1. Mean: The mean of a group of numbers—a data set—is its arithmetic average. Add up the lawyers in each of the 10 law firms you pay the most and divide that sum by 10, that’s the arithmetic average of their lawyers—the mean of that data set. With small numbers of observations, means give a distorted result if there is an abnormally high or low value. So, consider a trimmed mean.
2. Trimmed Mean: A trimmed mean shaves off some number of extreme values. A common choice is to omit the 2 ½ percent of the numbers at the low end and the 2 ½ percent at the high end of a sorted list. Thus, if you have revenue for 50 companies sorted high to low, you would drop the two smallest and the two largest. Then calculate the mean. You might not be sure the trim is sufficiently deep. So, consider a middle average.
3. Middle Average: Another technique to avoid anomalous outliers might be called the average of the middle. After ranking a data set, drop the top and bottom quartile (25 percent) and calculate the average of the middle 50 percent.

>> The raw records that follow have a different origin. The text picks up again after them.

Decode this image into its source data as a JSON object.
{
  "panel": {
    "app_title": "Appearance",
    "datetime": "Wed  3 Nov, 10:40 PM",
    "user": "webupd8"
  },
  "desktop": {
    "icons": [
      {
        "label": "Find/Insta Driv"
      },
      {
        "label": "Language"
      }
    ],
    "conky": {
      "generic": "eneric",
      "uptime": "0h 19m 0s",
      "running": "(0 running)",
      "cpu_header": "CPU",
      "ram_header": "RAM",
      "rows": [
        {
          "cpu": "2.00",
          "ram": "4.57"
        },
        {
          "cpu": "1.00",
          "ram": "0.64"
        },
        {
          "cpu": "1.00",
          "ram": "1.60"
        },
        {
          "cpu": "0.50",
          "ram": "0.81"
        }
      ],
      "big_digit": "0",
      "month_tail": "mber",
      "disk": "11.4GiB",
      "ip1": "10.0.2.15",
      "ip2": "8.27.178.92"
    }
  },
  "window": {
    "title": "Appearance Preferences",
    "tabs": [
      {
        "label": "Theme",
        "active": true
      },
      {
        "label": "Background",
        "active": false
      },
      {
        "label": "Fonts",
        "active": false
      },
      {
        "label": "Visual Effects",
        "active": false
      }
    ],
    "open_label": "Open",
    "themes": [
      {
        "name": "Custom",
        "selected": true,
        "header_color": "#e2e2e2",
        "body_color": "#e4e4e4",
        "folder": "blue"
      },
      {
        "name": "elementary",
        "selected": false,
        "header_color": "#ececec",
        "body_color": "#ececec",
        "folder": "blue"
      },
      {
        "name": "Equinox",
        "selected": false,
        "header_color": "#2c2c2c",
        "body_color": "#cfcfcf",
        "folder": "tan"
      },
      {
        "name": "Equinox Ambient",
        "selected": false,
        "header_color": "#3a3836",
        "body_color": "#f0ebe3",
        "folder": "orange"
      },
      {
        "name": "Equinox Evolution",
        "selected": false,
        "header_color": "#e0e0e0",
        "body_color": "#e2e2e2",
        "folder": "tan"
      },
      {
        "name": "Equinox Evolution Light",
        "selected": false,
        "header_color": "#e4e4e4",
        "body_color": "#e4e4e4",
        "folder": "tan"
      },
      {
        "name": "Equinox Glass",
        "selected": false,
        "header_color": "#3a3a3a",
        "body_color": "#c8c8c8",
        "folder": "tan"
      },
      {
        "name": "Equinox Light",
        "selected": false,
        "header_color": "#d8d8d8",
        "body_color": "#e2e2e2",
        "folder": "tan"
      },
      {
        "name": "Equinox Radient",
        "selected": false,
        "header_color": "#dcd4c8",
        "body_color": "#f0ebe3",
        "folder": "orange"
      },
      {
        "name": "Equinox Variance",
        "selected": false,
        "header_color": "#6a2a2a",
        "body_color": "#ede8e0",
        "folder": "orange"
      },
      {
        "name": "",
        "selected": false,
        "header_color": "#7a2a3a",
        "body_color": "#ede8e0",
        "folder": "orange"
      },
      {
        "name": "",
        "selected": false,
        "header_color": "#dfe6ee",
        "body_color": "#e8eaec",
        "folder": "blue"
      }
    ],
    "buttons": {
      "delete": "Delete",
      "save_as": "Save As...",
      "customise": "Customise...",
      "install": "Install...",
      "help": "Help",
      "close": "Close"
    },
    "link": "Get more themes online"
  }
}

If you want to know your average discount granted, look at all your invoices from last year, rank them from high to low and drop the top and bottom 25 percent. Then average the middle half. You could think of this as a huge trimmed mean. But neither the trimmed mean nor the middle average reflect some characteristic of the numbers being calculation. So, consider a weighted average.
4. Weighted Average: Each figure in a data set is assigned a weight. For example, count the number of contracts reviewed for six business units during a year and weight those counts by the annual revenue of the unit. You multiply the number of contracts for a unit by the unit’s revenue and divide the total of those six products by the total revenue of the units. Weightings are the equivalent of having that many like items with the same value involved in the average. If you have no basis for a weighting, you might aggregate your two numbers into an all-encompassing average. So, use an overall average.
5. Overall Average: This is my term for another measure of the center of a data set. An overall average gives more influence to larger figures in a data set. It does so because it adds up all of the figures for the metric that is in the numerator (the top number of a fraction) and divides it by the sum of all of the numbers in the denominator (the bottom number). The weighted average totals both pieces of the ratio and divides them. If you do this for legal staff per billion dollars of revenue, very large law departments influence the overall average more than do the smaller ones.